Wednesday, February 08, 2017

Alan Watts Psychotherapy East and West

Alan Watts Psychotherapy East and West has been reissued now that it's 56 years old. In the preface he talks about all the places where he's compared the two (psychotherapy and Buddhism), lots of academic setting and with lots of people in the field--the only name I recognized was Karen Horney--and he does not wish to summarize other's work and whatnot.

Before I read the book I have many thoughts. I reflect back on all the various books I have read synthesizing the two, seeing what both can shed light on the other. I have No Boundaries on my book shelf to read, which seems to be yet another synthesis. I also want to read Mixing Minds. Watts mentions the Fromm and DT Suzuki discussions.

I recently read a excerpt of Mary Pipher's Seeking Peace, where it seemed that meditation was the crucial event that got her to be mindful of how her past was present. I think of Marsha Linehan's integration of mindfulness into her DBT.

Undoubtedly Buddhism has impacted western psychotherapy and psychoanalysis. Now the other way around is more complicated. Freud's project was to turn people into ordinary unhappy people, which seems to stop rather abruptly. Recently I've been taking a positive psychology course on line. But of the ten positive emotions, metta, karuna, mudita and upekka are not mentioned. Instead we have: Joy, gratitude, serenity, interest, hope, pride, amusement, inspiriation, awe and love. In a way they very much overlap with universal lovingkindness, compassion, sympathetic joy and equanimity.

The usual cliche is that you have to love yourself before you can love others, but Mary Pipher seems to be a pretty good therapist with unexamined self loathing. The other cliche is "you have to be somebody before you can become nobody". I always think of the story of the guy who says I'm nobody, and then you walk up to them and kick them in the shins and they double over in pain. There you are.

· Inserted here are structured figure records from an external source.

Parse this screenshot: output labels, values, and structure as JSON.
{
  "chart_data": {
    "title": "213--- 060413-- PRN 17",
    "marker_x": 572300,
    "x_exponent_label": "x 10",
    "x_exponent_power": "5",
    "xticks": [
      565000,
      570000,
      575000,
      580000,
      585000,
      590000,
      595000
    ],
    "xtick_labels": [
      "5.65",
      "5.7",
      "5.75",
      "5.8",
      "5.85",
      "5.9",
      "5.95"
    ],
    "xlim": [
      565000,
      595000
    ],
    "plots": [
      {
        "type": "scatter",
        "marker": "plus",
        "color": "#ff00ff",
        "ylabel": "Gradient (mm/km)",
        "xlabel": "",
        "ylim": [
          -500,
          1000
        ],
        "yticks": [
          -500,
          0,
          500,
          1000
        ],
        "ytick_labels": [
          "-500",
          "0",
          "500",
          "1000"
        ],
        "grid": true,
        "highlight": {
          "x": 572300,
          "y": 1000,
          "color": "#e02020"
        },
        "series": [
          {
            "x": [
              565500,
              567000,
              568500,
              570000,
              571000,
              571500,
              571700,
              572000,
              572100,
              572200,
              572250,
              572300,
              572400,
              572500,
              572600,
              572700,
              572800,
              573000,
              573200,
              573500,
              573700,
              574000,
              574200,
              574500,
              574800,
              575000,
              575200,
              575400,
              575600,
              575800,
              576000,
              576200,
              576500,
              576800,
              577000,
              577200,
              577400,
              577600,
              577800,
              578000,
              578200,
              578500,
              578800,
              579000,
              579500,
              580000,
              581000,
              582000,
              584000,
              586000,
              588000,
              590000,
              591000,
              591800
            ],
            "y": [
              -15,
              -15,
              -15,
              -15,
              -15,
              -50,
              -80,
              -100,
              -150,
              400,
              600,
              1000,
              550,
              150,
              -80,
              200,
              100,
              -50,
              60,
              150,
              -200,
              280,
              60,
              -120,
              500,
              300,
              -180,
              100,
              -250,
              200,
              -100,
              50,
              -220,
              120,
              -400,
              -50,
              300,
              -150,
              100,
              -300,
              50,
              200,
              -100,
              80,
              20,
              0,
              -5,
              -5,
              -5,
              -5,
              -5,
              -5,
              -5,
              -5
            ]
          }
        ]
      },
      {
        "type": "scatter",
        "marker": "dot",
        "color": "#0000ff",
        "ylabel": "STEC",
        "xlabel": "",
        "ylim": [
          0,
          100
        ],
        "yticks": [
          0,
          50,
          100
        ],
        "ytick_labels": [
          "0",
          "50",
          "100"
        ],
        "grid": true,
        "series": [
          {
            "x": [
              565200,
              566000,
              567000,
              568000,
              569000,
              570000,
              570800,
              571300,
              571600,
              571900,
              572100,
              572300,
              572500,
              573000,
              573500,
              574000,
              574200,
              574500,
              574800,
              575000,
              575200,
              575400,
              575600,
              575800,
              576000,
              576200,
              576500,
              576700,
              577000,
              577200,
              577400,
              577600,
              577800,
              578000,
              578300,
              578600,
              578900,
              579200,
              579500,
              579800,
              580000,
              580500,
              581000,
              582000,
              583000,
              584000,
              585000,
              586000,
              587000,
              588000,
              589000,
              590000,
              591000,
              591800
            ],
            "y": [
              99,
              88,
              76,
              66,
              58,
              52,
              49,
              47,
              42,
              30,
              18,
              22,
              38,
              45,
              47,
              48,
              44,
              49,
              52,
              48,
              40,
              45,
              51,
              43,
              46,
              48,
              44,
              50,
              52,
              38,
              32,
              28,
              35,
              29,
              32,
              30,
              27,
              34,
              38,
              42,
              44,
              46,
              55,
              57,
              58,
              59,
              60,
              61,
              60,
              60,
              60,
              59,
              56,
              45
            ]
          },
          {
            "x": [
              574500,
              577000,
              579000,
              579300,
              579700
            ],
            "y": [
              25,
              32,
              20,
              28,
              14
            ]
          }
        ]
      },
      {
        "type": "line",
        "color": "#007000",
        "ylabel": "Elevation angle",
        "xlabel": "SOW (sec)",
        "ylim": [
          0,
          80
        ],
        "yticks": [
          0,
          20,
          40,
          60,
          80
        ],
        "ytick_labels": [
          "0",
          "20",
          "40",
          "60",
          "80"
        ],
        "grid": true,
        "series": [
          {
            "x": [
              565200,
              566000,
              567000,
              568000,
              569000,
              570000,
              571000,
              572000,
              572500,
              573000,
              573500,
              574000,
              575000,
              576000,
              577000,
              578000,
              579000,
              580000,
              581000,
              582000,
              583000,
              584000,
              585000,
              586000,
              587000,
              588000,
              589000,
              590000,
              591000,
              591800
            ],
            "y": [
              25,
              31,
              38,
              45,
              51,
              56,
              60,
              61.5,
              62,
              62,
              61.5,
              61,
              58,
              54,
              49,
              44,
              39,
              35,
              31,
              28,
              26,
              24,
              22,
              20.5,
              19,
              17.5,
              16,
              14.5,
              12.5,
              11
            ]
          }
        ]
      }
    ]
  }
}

Faith and confidence in the path for me, means that regardless of the goal, the movement towards the goal is beneficial. Being more mindful and aware--how can you argue against that? In the Triratna Buddhist Community, at ordination, you accept "For the attainment of enlightenment I accept this ordination." My feeling is that if you're not going for enlightenment, now matter how far away, and no matter how vaguely understood, then you're missing a key ingredient. It's like drinking decaf coffee or non-alcoholic beer. What's the point? Now lots of people drink these things, so there must be a point, and some people will admit that they don't really know what enlightenment is, and therefore they can't really aim for a goal they don't understand. But the tradition has come down to us, is that it's important. I think the point is there are flashes, and then there are more frequent flashes, and then you might even feel like you've crossed a barrier, but in the tradition you don't brag about crossing the lines because you no longer exist, you feel the connection to everything, and therefore to say that you have attained something almost patently proves you haven't. And yet people do claim some attainments. I cannot judge however far David Smith (not the sculptor) or Daniel M. Ingram (not the composer) have gotten on the path, because I'm not even close to them. I've meditated with David Smith, and he seemed ahead of me on the journey, and I read his first book, which was interesting. Anywho, enlightenment is an orientation and intention for Buddhist so I keep it around and I'm curious about it. 

I do not know how advanced Alan Watts was as a practitioner, but a biography of him details his divorce due to infidelity, and his drinking problem. Like many people in early Buddhism, the fact that not much was know about it, left people eager to read anything about it. I wouldn't discount automatically his books because of infidelity and alcoholism. I feel like I got pretty far and saw a glimpse before I cracked up. So I'm going to read this book with an open mind and see what I can get out of it.